K: He was thinking of what would happen after the war.

P: Right. And the whole thing was the absolute hardness of Stalin during the whole thing. The Russians did not give anything on anything.

K: The Russians got us so focused on victory they never talked about peace.

P: You know that in the days of McCarthy and Jenner they really overstated it but basically they happened to be right. We did screw up the peace.

K: For example, the invasion of Southern France. If those units had been put into the Balkans the whole thing would have been different.

P: I think your should scan through it and see just what happened. He would send a message over and obviously the American President was responding and was responding in an almost unbelievably naive way.

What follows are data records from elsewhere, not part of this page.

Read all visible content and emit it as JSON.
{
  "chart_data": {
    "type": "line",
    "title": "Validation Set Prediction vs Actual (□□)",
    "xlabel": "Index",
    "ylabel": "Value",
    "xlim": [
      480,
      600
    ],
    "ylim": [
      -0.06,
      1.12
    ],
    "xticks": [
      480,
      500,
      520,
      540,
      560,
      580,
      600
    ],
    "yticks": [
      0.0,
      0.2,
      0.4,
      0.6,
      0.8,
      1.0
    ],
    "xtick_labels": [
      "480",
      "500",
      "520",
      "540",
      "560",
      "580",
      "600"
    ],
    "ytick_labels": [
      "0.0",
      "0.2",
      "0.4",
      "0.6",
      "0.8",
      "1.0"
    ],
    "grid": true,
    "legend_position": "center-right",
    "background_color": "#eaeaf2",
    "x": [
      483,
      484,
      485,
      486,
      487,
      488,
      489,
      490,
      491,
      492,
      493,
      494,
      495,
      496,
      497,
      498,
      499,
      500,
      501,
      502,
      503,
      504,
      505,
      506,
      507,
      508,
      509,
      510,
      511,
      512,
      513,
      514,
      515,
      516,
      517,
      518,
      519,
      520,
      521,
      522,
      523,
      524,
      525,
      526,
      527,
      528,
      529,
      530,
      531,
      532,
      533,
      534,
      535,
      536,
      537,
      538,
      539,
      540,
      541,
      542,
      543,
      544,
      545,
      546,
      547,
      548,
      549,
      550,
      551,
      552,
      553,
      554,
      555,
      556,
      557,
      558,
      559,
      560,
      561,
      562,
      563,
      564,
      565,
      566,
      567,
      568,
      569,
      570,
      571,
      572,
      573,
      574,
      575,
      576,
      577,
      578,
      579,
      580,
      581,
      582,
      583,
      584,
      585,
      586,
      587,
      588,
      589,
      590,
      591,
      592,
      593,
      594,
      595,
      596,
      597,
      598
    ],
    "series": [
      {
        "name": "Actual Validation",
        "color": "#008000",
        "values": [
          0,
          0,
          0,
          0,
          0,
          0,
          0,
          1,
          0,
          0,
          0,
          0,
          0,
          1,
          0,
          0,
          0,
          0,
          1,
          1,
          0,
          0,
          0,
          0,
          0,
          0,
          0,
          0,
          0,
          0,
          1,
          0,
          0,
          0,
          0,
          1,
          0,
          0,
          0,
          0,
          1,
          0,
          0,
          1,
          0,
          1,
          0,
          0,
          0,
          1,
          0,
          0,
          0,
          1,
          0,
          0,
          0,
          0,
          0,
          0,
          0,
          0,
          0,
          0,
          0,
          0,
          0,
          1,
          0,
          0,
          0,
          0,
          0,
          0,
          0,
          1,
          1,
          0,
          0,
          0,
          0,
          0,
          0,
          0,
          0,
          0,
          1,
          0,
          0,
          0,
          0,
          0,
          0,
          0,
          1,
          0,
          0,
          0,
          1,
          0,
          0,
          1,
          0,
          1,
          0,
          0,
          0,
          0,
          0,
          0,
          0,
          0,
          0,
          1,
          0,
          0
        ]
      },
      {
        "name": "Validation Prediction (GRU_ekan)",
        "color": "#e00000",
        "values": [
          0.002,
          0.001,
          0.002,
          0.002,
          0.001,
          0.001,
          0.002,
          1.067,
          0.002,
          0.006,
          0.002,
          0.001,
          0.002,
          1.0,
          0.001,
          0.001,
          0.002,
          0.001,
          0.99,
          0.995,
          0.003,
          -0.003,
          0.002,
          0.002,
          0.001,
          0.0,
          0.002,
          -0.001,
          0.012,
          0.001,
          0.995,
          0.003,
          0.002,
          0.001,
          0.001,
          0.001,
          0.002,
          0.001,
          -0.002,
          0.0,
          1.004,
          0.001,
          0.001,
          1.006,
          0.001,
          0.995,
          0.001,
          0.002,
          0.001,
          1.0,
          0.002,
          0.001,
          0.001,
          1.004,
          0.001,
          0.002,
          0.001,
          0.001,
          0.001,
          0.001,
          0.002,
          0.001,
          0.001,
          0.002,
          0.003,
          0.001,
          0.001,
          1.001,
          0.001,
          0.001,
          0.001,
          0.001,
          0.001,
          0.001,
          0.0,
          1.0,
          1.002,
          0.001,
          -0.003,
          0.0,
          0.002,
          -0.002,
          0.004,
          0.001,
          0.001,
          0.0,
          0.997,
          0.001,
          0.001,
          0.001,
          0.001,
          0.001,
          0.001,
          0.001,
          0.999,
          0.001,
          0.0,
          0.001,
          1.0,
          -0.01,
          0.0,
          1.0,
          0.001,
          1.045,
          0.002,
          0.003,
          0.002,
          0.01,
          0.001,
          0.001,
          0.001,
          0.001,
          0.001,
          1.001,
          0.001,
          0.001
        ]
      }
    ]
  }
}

K: And these Kremlinologists were saying just what Thompson told you. You have to be in good faith.

P: Right and Truman turned down a meeting with Churchill first and then came back with the proposition that Truman ought to meet with Stalin first. Well that would have been the most terrible thing. It is well to read this stuff in order to know what we are dealing with now.

K: Hopkins wanted Truman and Roosevelt to be the intermediary between England and Russia, grossly overestimating the British strength and grossly underestimating the Russian intentions.

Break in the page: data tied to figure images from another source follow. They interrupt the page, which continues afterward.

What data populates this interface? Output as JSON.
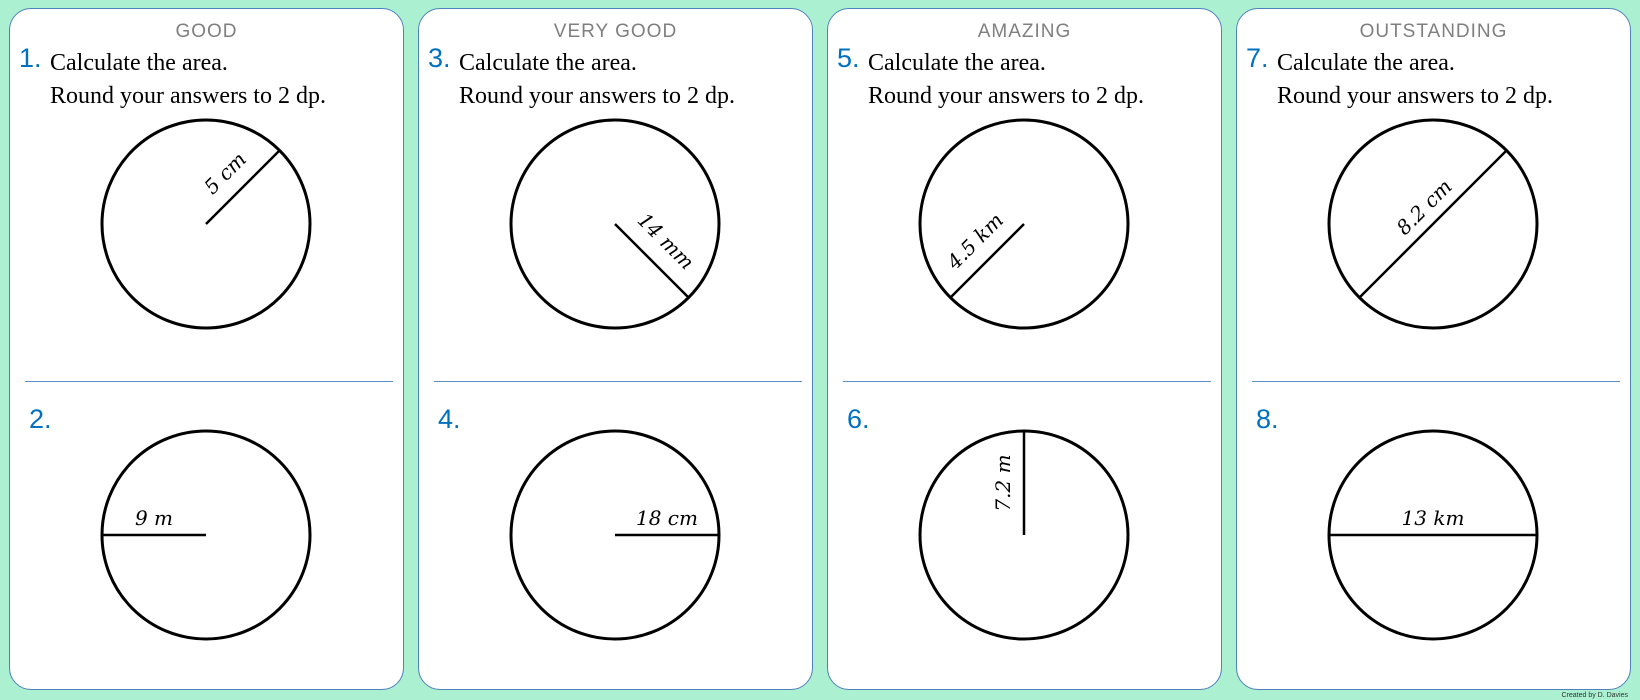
{
  "cards": [
    {
      "level": "GOOD",
      "q_top": {
        "number": "1.",
        "line1": "Calculate the area.",
        "line2": "Round your answers to 2 dp.",
        "measure": "radius",
        "label": "5 cm"
      },
      "q_bottom": {
        "number": "2.",
        "measure": "radius",
        "label": "9 m"
      }
    },
    {
      "level": "VERY GOOD",
      "q_top": {
        "number": "3.",
        "line1": "Calculate the area.",
        "line2": "Round your answers to 2 dp.",
        "measure": "radius",
        "label": "14 mm"
      },
      "q_bottom": {
        "number": "4.",
        "measure": "diameter",
        "label": "18 cm"
      }
    },
    {
      "level": "AMAZING",
      "q_top": {
        "number": "5.",
        "line1": "Calculate the area.",
        "line2": "Round your answers to 2 dp.",
        "measure": "radius",
        "label": "4.5 km"
      },
      "q_bottom": {
        "number": "6.",
        "measure": "radius",
        "label": "7.2 m"
      }
    },
    {
      "level": "OUTSTANDING",
      "q_top": {
        "number": "7.",
        "line1": "Calculate the area.",
        "line2": "Round your answers to 2 dp.",
        "measure": "diameter",
        "label": "8.2 cm"
      },
      "q_bottom": {
        "number": "8.",
        "measure": "diameter",
        "label": "13 km"
      }
    }
  ],
  "credit": "Created by D. Davies",
  "colors": {
    "background": "#aaf0d1",
    "number": "#0070c0",
    "border": "#4f81bd"
  }
}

P: What I am getting it is that I don’t know what these clowns want to talk about but the line we take is either they talk or we are going to sit it out. I don’t feel this is any time for concession. And mainly because I feel that’s the only way we are going to get anywhere is by talking this way.

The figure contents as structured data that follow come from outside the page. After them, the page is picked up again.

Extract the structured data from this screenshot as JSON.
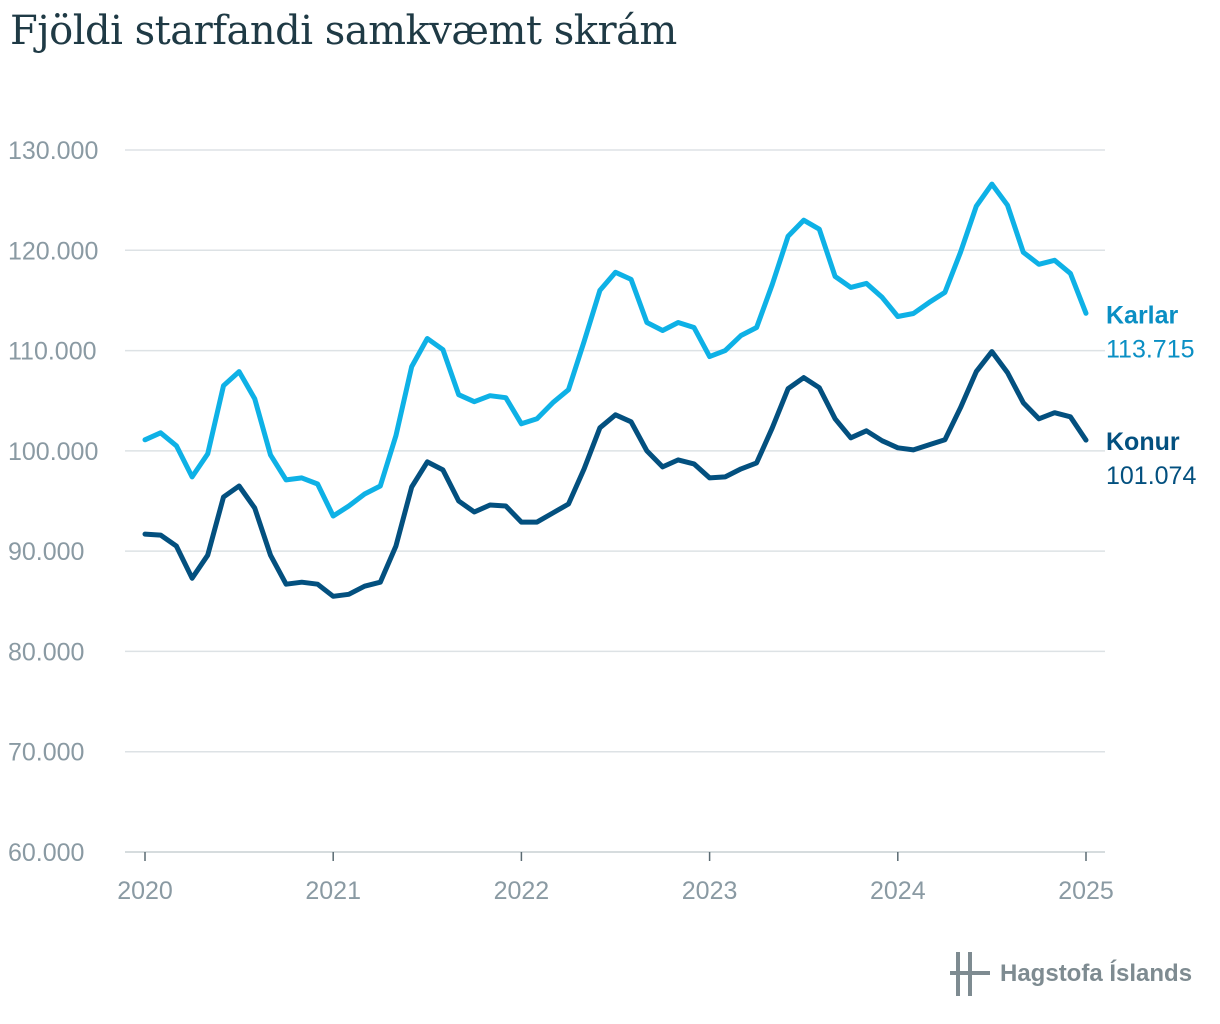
{
  "title": "Fjöldi starfandi samkvæmt skrám",
  "source": "Hagstofa Íslands",
  "colors": {
    "karlar": "#0eb1e6",
    "konur": "#03507f",
    "grid": "#dde2e5",
    "tick": "#8a9aa3"
  },
  "chart_data": {
    "type": "line",
    "title": "Fjöldi starfandi samkvæmt skrám",
    "xlabel": "",
    "ylabel": "",
    "x_ticks": [
      "2020",
      "2021",
      "2022",
      "2023",
      "2024",
      "2025"
    ],
    "y_ticks": [
      "60.000",
      "70.000",
      "80.000",
      "90.000",
      "100.000",
      "110.000",
      "120.000",
      "130.000"
    ],
    "ylim": [
      60000,
      130000
    ],
    "xlim": [
      2020,
      2025
    ],
    "grid": true,
    "x": [
      2020.0,
      2020.083,
      2020.167,
      2020.25,
      2020.333,
      2020.417,
      2020.5,
      2020.583,
      2020.667,
      2020.75,
      2020.833,
      2020.917,
      2021.0,
      2021.083,
      2021.167,
      2021.25,
      2021.333,
      2021.417,
      2021.5,
      2021.583,
      2021.667,
      2021.75,
      2021.833,
      2021.917,
      2022.0,
      2022.083,
      2022.167,
      2022.25,
      2022.333,
      2022.417,
      2022.5,
      2022.583,
      2022.667,
      2022.75,
      2022.833,
      2022.917,
      2023.0,
      2023.083,
      2023.167,
      2023.25,
      2023.333,
      2023.417,
      2023.5,
      2023.583,
      2023.667,
      2023.75,
      2023.833,
      2023.917,
      2024.0,
      2024.083,
      2024.167,
      2024.25,
      2024.333,
      2024.417,
      2024.5,
      2024.583,
      2024.667,
      2024.75,
      2024.833,
      2024.917,
      2025.0
    ],
    "series": [
      {
        "name": "Karlar",
        "end_label": "113.715",
        "values": [
          101100,
          101800,
          100500,
          97400,
          99700,
          106500,
          107900,
          105200,
          99600,
          97100,
          97300,
          96700,
          93500,
          94500,
          95700,
          96500,
          101500,
          108400,
          111200,
          110100,
          105600,
          104900,
          105500,
          105300,
          102700,
          103200,
          104800,
          106100,
          110900,
          116000,
          117800,
          117100,
          112800,
          112000,
          112800,
          112300,
          109400,
          110000,
          111500,
          112300,
          116600,
          121400,
          123000,
          122100,
          117400,
          116300,
          116700,
          115300,
          113400,
          113700,
          114800,
          115800,
          119800,
          124400,
          126600,
          124500,
          119800,
          118600,
          119000,
          117700,
          113715
        ]
      },
      {
        "name": "Konur",
        "end_label": "101.074",
        "values": [
          91700,
          91600,
          90500,
          87300,
          89600,
          95400,
          96500,
          94300,
          89600,
          86700,
          86900,
          86700,
          85500,
          85700,
          86500,
          86900,
          90500,
          96400,
          98900,
          98100,
          95000,
          93900,
          94600,
          94500,
          92900,
          92900,
          93800,
          94700,
          98200,
          102300,
          103600,
          102900,
          100000,
          98400,
          99100,
          98700,
          97300,
          97400,
          98200,
          98800,
          102300,
          106200,
          107300,
          106300,
          103200,
          101300,
          102000,
          101000,
          100300,
          100100,
          100600,
          101100,
          104300,
          107900,
          109900,
          107800,
          104800,
          103200,
          103800,
          103400,
          101074
        ]
      }
    ]
  }
}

K: Mr. President I presented these proposals to the meeting of the Special Studies Group today3 and Elliot Richardson has changed his [Page 535] mind. He says it would be a grave mistake. So we have some support in State. He said if they are willing I think you should take a shot at it on the 8th. I will give to you what I am going to say—it will be a hard time.

P: First, say we have got to talk about a coalition government. Just close the book and walk out. They will say we have got to talk on basically more points than those.

K: If this analysis we have made is correct they are in trouble. That doesn’t mean they are not going to hit us this year. They may hit us this year in the Delta and in I Corps. But that will be their last shot.

P: I agree, they may hit us but they haven’t got a lot to hit us with, but it isn’t like the Germans in the Battle of the Bulge. They don’t have the forces to mount any kind of sustained thing.

K: If we had forces in the Delta I won’t worry about it all. They may overrun the VN units, but I don’t believe it.

P: Well I have been hearing some good reports about the South Vietnamese forces. Don’t you agree?

K: I am going to suspend judgment until Haig comes back. But the smart thing for them to do would be to wait until we draw down more forces and wait until next year. If they hit us this year it will mean our analysis is correct and they are losing. One thing I can do is warn them and tell them if there is an offensive there will be no telling what we will do.

P: Yes, they will have to take note of what the President has said and you cannot be [omission in the source text] as to any commitment on that point. And if that is the way they want it that is the way it will be.

[Omitted here is discussion of the Middle East, Nigeria, and the State of the Union Address.]

  1. Source: National Archives, Nixon Presidential Materials, NSC Files, Box 106, Kissinger Office Files, Country Files, Far East, Vietnam, “S” Mister, Vol. 2. No classification marking.
  2. See Document 166.
  3. Reference is to the January 14 meeting of the Vietnam Special Studies Group; see footnote 4, Document 171.